Neka nunca imaginó que iba a estar involucrada en este tipo de pelea (tan desigual), con gente del mismo barrio (tan parecida). Una guerra en la que había que moverse a tientas, porque nunca se sabe quién juega del otro lado. La policía era parte activa del negocio, de eso no había dudas. Provee custodia y aporta logística en tiempos de paz. Liberó la zona para que los transas se manejaran a sus anchas cuando decidieron pudrirla. Y echó nafta al fuego amplificando la miserable acusación que pendió sobre Alberto Spagnolo, con la idea de demoler el respeto que le tenían en el barrio, y así poder echarlos del territorio. No se descartaba el linchamiento in situ.

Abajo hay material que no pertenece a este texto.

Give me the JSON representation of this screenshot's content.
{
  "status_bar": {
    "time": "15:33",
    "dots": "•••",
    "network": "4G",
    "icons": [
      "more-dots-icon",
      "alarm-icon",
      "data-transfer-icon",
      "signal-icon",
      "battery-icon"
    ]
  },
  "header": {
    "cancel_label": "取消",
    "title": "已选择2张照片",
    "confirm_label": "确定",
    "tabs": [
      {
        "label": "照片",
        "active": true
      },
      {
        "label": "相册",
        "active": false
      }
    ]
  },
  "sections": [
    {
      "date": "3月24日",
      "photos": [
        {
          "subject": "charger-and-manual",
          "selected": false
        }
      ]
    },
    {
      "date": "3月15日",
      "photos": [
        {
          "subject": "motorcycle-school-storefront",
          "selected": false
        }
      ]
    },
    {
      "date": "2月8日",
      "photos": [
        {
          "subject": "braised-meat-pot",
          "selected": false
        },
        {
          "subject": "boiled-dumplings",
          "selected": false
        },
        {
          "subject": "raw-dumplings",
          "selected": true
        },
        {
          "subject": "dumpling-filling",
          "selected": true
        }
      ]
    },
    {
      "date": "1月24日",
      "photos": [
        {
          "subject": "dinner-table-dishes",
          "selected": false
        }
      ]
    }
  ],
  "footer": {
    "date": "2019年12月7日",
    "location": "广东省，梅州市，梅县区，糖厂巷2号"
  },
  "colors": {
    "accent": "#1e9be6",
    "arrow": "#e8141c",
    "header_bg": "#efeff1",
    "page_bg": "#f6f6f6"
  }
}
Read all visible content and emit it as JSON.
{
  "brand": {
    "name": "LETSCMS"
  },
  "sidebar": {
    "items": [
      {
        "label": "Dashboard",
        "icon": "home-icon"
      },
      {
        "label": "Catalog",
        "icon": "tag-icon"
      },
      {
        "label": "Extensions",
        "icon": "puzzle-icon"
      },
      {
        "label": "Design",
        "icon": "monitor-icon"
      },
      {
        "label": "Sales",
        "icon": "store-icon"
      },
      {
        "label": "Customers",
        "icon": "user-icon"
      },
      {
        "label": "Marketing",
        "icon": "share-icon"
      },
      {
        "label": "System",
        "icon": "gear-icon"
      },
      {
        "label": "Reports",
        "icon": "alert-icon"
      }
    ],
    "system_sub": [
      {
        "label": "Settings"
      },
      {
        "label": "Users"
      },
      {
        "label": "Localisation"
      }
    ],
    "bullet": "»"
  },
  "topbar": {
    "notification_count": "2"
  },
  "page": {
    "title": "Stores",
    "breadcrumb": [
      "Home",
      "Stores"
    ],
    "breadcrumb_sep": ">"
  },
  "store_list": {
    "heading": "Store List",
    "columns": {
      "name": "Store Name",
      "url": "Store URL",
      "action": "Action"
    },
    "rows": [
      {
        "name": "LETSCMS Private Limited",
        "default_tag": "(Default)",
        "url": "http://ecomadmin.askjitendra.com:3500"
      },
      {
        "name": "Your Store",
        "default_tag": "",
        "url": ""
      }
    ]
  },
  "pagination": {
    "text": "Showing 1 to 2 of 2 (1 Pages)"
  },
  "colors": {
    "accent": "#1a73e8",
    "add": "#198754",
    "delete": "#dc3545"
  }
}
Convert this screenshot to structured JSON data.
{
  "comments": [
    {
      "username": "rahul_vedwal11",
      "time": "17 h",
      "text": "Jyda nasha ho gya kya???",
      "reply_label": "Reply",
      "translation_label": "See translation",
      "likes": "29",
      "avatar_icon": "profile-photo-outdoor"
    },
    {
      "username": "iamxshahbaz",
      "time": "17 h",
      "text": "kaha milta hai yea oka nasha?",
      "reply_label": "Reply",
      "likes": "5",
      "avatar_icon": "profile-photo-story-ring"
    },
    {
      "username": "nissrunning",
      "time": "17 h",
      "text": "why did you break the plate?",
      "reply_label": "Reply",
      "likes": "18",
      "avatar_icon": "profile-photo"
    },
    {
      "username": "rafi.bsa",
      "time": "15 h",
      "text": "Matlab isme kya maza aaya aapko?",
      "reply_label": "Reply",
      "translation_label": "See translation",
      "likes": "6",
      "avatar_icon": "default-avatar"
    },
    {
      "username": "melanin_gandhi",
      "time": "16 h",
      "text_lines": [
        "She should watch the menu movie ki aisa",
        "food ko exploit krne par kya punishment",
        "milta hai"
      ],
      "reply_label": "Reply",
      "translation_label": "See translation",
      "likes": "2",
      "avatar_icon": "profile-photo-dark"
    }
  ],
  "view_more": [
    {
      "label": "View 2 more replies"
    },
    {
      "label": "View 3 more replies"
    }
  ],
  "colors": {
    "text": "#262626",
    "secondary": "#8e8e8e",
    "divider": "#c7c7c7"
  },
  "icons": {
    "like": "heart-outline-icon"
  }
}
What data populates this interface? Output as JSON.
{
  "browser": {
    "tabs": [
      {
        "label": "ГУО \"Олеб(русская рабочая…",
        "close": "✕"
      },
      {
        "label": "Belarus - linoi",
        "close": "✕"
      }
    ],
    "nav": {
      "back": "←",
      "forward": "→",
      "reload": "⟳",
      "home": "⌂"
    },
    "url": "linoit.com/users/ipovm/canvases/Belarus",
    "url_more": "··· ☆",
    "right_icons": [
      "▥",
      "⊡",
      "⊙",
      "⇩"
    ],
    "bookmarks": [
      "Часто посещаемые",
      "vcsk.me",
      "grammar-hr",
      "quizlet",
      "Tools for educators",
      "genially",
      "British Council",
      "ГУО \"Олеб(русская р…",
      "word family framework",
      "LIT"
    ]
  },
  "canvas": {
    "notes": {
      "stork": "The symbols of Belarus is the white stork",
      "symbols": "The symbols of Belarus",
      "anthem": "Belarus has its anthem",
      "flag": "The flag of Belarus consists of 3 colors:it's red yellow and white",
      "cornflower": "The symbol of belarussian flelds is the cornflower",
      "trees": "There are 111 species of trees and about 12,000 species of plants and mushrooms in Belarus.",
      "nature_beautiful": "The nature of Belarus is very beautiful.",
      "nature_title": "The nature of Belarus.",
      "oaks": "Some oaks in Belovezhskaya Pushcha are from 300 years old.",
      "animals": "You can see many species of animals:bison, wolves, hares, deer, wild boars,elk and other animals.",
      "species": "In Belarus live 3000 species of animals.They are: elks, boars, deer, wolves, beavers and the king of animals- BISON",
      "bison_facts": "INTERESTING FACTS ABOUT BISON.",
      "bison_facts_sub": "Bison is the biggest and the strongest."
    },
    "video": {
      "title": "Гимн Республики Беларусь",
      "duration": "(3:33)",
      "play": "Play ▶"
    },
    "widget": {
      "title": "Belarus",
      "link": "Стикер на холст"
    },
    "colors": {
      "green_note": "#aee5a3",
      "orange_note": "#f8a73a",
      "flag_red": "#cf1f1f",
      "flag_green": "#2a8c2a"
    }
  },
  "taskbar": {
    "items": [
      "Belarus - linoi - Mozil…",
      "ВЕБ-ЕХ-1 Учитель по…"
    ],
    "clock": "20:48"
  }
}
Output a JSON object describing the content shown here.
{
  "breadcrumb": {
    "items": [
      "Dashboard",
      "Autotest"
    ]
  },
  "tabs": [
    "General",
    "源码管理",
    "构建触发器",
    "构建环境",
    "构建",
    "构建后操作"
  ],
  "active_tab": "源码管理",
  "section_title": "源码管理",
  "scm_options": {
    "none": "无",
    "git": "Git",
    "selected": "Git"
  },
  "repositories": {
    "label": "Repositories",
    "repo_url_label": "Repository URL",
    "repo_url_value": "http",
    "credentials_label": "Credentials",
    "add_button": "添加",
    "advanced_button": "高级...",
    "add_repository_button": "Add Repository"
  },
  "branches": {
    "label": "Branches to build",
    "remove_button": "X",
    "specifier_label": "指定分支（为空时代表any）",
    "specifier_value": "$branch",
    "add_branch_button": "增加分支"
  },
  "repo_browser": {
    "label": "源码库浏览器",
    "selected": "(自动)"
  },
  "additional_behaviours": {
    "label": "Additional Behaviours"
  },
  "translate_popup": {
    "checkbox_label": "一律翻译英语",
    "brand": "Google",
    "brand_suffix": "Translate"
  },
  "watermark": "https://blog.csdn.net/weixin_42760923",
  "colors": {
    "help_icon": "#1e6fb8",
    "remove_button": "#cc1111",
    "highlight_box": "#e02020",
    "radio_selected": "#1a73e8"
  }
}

El kirchnerismo estaba en su momento de mayor legitimidad, venía de arrasar con el 54% de los votos y el consumo en los barrios acumulaba una mejoría sostenida, apenas disimulada por los efectos de la crisis financiera global. Pero los movimientos sociales, que habían logrado un alto grado de reconocimiento institucional, estaban perdiendo el control del territorio a manos de nuevas organizaciones empresariales, algunas de ellas armadas.

Alberto describía así el punto de inflexión: “El asentamiento lo armamos en 2003. Hoy seremos en total unas cien familias. El complejo de viviendas está desde hace más tiempo, creo que desde los años setenta. Basta mirar el lugar para darte cuenta de que no hay una vida organizativa, aunque hubo intentos, pero esta dinámica narco generó un pacto de repliegue de la gente hacia adentro. La gente sale, trabaja, pero el tejido social está destruido. Y somos un barrio que está a veinte cuadras del centro de la ciudad. Yo creo que esa combinación de precariedad y cercanía al centro es lo que hace a Pico de Oro un lugar estratégico para los narcos. Estos grupos son capaces de generar impactos políticos, no son fenómenos que tienen que ver solo con la violencia y el crimen. Te convierten una zona en un infierno, con los medios amplificando, y te generan una situación de desgobierno en el instante”.

Luego de mucho pensar, Neka se dio cuenta de que esa noche se le habían quemado los papeles. Un nuevo tipo de conflicto social iba a enseñorarse durante la segunda década del siglo veintiuno, imponiendo formas de violencia que escapan a la narrativa de la ampliación de derechos propuesta por el progresismo gobernante. Los resultados electorales son fenómenos multicausales, pero no hay dudas de que esta mutación en los territorios es clave a la hora de explicar por qué el kirchnerismo perdió desde entonces todos los comicios que disputó en la Provincia de Buenos Aires, con la única excepción de 2019.

 

Ya dijimos que hace un año Neka sintió, en el mismo momento en que despedía para siempre a su madre, el deseo de iniciar una nueva experiencia comunitaria. La vieja fórmula de la lealtad creativa: para ser los mismos, hay que cambiar.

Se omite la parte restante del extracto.